Whether you think Mo Yan is too close to the Chinese government to be getting such a prestigious award as the Nobel Prize for Literature, or you think Mo can’t help living under an authoritarian regime and shouldn’t be criticized for making necessary compromises, no-one is denying that the man can write, and write well (he did, after all, just win a Nobel Prize). If you’ve never read any of Mo’s work, this list should help you get started.
Mo’s first novel to be translated into English, Red Sorghum was adapted into an Oscar-nominated film in 1988. Set in rural China, Mo interweaves the stories of three generations of the same family, beginning in the 1930s with the Japanese invasion and continuing through the end of WWII and into the Chinese Civil War. Mo contrasts Japanese atrocities and the staggering horror of civil war with the beautiful Chinese landscape and a yearning for peace.
The Garlic Ballads
The farmers of Paradise County led an unchanging existence for generations, until the Communist government instructed them to begin growing garlic. When selling the crop proves difficult, warehouses begin to overflow and a surplus means farmers can only watch in horror as the garlic rots in the fields. Government officials become frustrated and maltreatment and random incarceration is common. A blind minstrel incites the masses to take the law into their own hands, with savage and unforgettable consequences.
The Republic of Wine
There are rumours that locals in the province known as the ‘Republic of Wine’ are engaging in cannibalism. Special investigator Ding Gou’er is sent to learn the truth, but soon finds himself in over his head. Mo Yan sends up the Chinese preoccupation with food, drink, and sex even as he daringly explores the nature of his country’s political structure. The author also interweaves the main plot with correspondence, purportedly between himself and a doctoral candidate in “Liquor Studies”, which examine the intersection of art and politics in China’s Communist society.
Big Breasts and Wide Hips
The novel that transformed Mo from relatively well-known writer into literary darling; nominated for both the Kiriyama Prize and the Man Asian Literary Prize, Big Breasts and Wide Hips forms an intimate portrait of life for women in a society steeped in patriarchy. The protagonist, Mother, is born in 1900. Married at 17 into the Shangguan family, she has nine children, only one of whom is a boy, the narrator of the book, a spoiled and ineffectual child who stands in stark contrast to his eight strong and forceful female siblings. Mother, a survivor, is the quintessential strong woman, who risks her life to save the lives of several of her children and grandchildren. Set across several decades, Mo examines the key events of the Chinese 20th-century, from the Japanese invasion to the Cultural Revolution and post-Mao China.

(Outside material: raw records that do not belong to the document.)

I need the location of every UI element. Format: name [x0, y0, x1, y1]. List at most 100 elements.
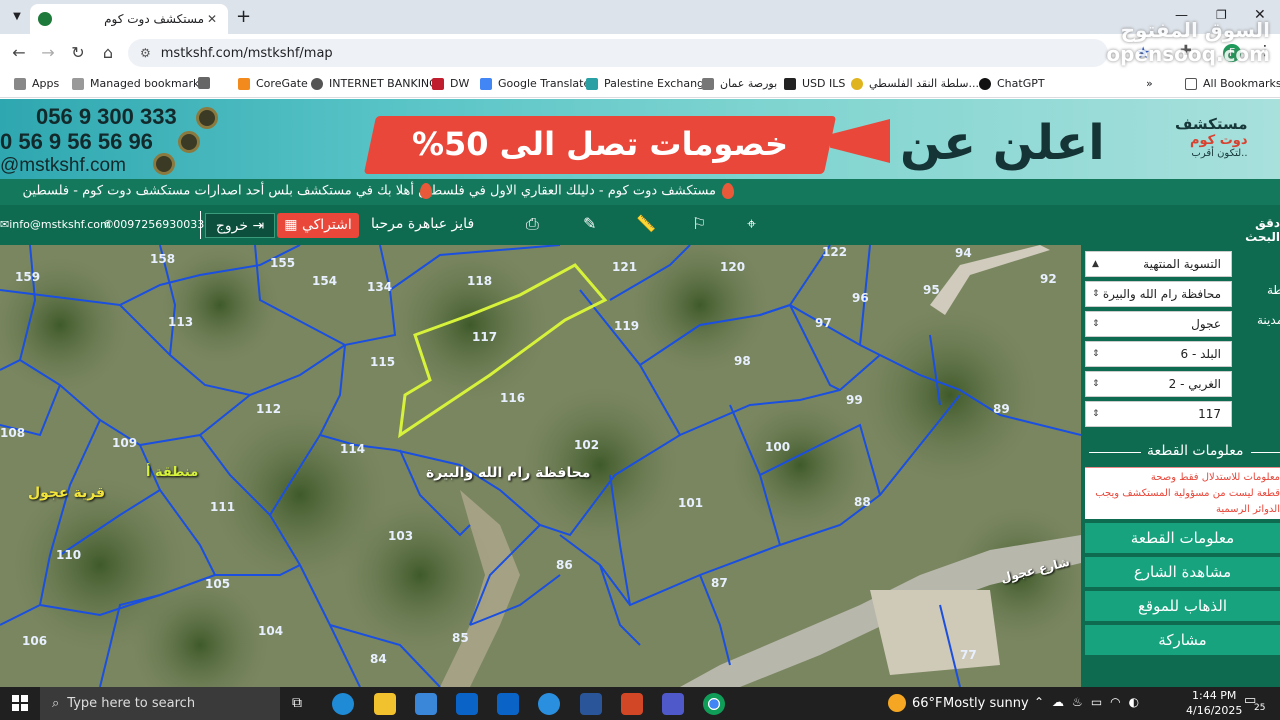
browser-tab[interactable]: مستكشف دوت كوم ✕ — [30, 4, 228, 34]
megaphone-icon — [830, 119, 890, 163]
file-explorer-icon[interactable] — [374, 693, 396, 715]
forward-icon[interactable]: → — [38, 43, 58, 63]
svg-text:155: 155 — [270, 256, 295, 270]
edge-icon[interactable] — [332, 693, 354, 715]
select-governorate[interactable]: محافظة رام الله والبيرة ⇕ — [1085, 281, 1232, 307]
managed-bookmarks-icon — [72, 77, 84, 90]
outlook-icon[interactable] — [456, 693, 478, 715]
word-icon[interactable] — [580, 693, 602, 715]
search-refine-label[interactable]: دقق البحث — [1226, 216, 1280, 244]
outlook-classic-icon[interactable] — [497, 693, 519, 715]
street-view-button[interactable]: مشاهدة الشارع — [1085, 557, 1280, 587]
bookmark-icon[interactable]: ⚐ — [692, 214, 706, 233]
subscription-button[interactable]: اشتراكي ▦ — [277, 213, 359, 238]
share-button[interactable]: مشاركة — [1085, 625, 1280, 655]
coin-icon — [196, 107, 218, 129]
reload-icon[interactable]: ↻ — [68, 43, 88, 63]
powerpoint-icon[interactable] — [621, 693, 643, 715]
site-nav: ✉info@mstkshf.com ✆00972569300333 فايز ع… — [0, 205, 1280, 245]
contact-email[interactable]: ✉info@mstkshf.com — [0, 218, 111, 231]
tab-search-button[interactable]: ▼ — [8, 8, 26, 26]
bookmark-chatgpt[interactable]: ChatGPT — [979, 77, 1045, 90]
bookmark-ase[interactable]: بورصة عمان — [702, 77, 777, 90]
ad-banner[interactable]: 056 9 300 333 0 56 9 56 56 96 @mstkshf.c… — [0, 99, 1280, 179]
promo-text: خصومات تصل الى 50% — [411, 125, 789, 163]
svg-text:119: 119 — [614, 319, 639, 333]
bookmark-pex[interactable]: Palestine Exchange — [586, 77, 711, 90]
clock-time[interactable]: 1:44 PM — [1192, 689, 1236, 702]
go-to-location-button[interactable]: الذهاب للموقع — [1085, 591, 1280, 621]
weather-temp[interactable]: 66°F — [912, 696, 943, 711]
weather-text[interactable]: Mostly sunny — [943, 696, 1029, 711]
url-text: mstkshf.com/mstkshf/map — [160, 45, 333, 61]
bookmark-coregate[interactable]: CoreGate — [238, 77, 308, 90]
svg-text:112: 112 — [256, 402, 281, 416]
select-parcel[interactable]: 117 ⇕ — [1085, 401, 1232, 427]
calendar-icon: ▦ — [284, 217, 298, 233]
select-town[interactable]: عجول ⇕ — [1085, 311, 1232, 337]
bookmark-usdils[interactable]: USD ILS — [784, 77, 845, 90]
bookmark-apps[interactable]: Apps — [14, 77, 59, 90]
svg-text:121: 121 — [612, 260, 637, 274]
bookmark-label: CoreGate — [256, 77, 308, 90]
bookmark-banking[interactable]: INTERNET BANKING — [311, 77, 438, 90]
task-view-icon[interactable]: ⧉ — [292, 695, 302, 711]
select-neighborhood[interactable]: الغربي - 2 ⇕ — [1085, 371, 1232, 397]
phone-text: 00972569300333 — [113, 218, 212, 231]
contact-phone[interactable]: ✆00972569300333 — [104, 218, 211, 231]
bookmark-pma[interactable]: سلطة النقد الفلسطي... — [851, 77, 979, 90]
teams-icon[interactable] — [662, 693, 684, 715]
taskbar-search[interactable]: ⌕ Type here to search — [40, 687, 280, 720]
tray-icons[interactable]: ⌃☁♨▭◠◐ — [1034, 695, 1147, 709]
chrome-icon[interactable] — [703, 693, 725, 715]
disclaimer-line: قطعة ليست من مسؤولية المستكشف ويجب — [1095, 488, 1280, 499]
bookmarks-bar: Apps Managed bookmarks CoreGate INTERNET… — [0, 72, 1280, 98]
ticker-item: مستكشف دوت كوم - دليلك العقاري الاول في … — [418, 183, 740, 199]
section-title: معلومات القطعة — [1147, 443, 1244, 459]
bookmark-translate[interactable]: Google Translate — [480, 77, 590, 90]
bookmark-label: Google Translate — [498, 77, 591, 90]
back-icon[interactable]: ← — [9, 43, 29, 63]
svg-text:113: 113 — [168, 315, 193, 329]
svg-text:88: 88 — [854, 495, 871, 509]
bookmark-dw[interactable]: DW — [432, 77, 469, 90]
windows-start-icon[interactable] — [12, 695, 28, 711]
disclaimer-line: معلومات للاستدلال فقط وصحة — [1150, 472, 1280, 483]
svg-text:97: 97 — [815, 316, 832, 330]
site-favicon-icon — [38, 12, 52, 26]
news-ticker: مستكشف دوت كوم - دليلك العقاري الاول في … — [0, 179, 1280, 205]
select-value: 117 — [1198, 407, 1221, 421]
clock-date[interactable]: 4/16/2025 — [1186, 704, 1242, 717]
select-basin[interactable]: البلد - 6 ⇕ — [1085, 341, 1232, 367]
close-tab-icon[interactable]: ✕ — [204, 12, 220, 26]
sort-arrows-icon: ⇕ — [1092, 319, 1100, 329]
bookmark-managed[interactable]: Managed bookmarks — [72, 77, 205, 90]
bookmark-label: USD ILS — [802, 77, 846, 90]
ruler-icon[interactable]: 📏 — [636, 214, 656, 233]
bookmark-label: Apps — [32, 77, 60, 90]
print-icon[interactable]: ⎙ — [526, 214, 539, 234]
home-icon[interactable]: ⌂ — [98, 43, 118, 63]
search-icon: ⌕ — [52, 696, 60, 711]
sort-arrows-icon: ⇕ — [1092, 379, 1100, 389]
logout-label: خروج — [215, 218, 248, 234]
edit-pencil-icon[interactable]: ✎ — [583, 214, 596, 233]
bookmark-grid[interactable] — [198, 77, 216, 89]
coin-icon — [178, 131, 200, 153]
select-settlement[interactable]: التسوية المنتهية ▲ — [1085, 251, 1232, 277]
store-icon[interactable] — [415, 693, 437, 715]
search-placeholder: Type here to search — [67, 696, 196, 711]
bookmarks-overflow[interactable]: » — [1146, 77, 1153, 90]
new-tab-button[interactable]: + — [236, 6, 251, 27]
governorate-map-label: محافظة رام الله والبيرة — [426, 465, 591, 481]
banner-headline: اعلن عن — [900, 115, 1105, 171]
logout-button[interactable]: خروج ⇥ — [205, 213, 275, 238]
parcel-info-button[interactable]: معلومات القطعة — [1085, 523, 1280, 553]
address-bar[interactable]: ⚙ mstkshf.com/mstkshf/map — [128, 39, 1108, 67]
svg-text:110: 110 — [56, 548, 81, 562]
site-info-icon[interactable]: ⚙ — [140, 46, 151, 60]
all-bookmarks[interactable]: All Bookmarks — [1185, 77, 1280, 90]
satellite-map[interactable]: 159 158 155 154 134 118 121 120 122 94 92 113 117… — [0, 245, 1081, 687]
location-icon[interactable]: ⌖ — [747, 214, 756, 234]
ie-icon[interactable] — [538, 693, 560, 715]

Life and Death are Wearing Me Out
Ximen Nao is known amongst the peasants in his area as a man of great generosity and kindness. However, during Chairman Mao’s Land Reform Movement in 1948, Nao loses not only his land and possessions but also his life. He travels to hell, where the kind of the underworld, Lord Yama, tortures him mercilessly to try and make him admit that he deserved execution, but to no avail. Frustrated with Nao’s obstinacy, Lord Yama allows him to return to earth, to his own farm, reborn first as a donkey, then an ox, pig, dog, monkey, and finally the big-headed boy Lan Qiansui. Through the eyes of his various incarnations, Nao narrates fifty years of modern Chinese history, his spellbinding story exemplifying why Mo Yan has earned the title of “China’s Franz Kafka”.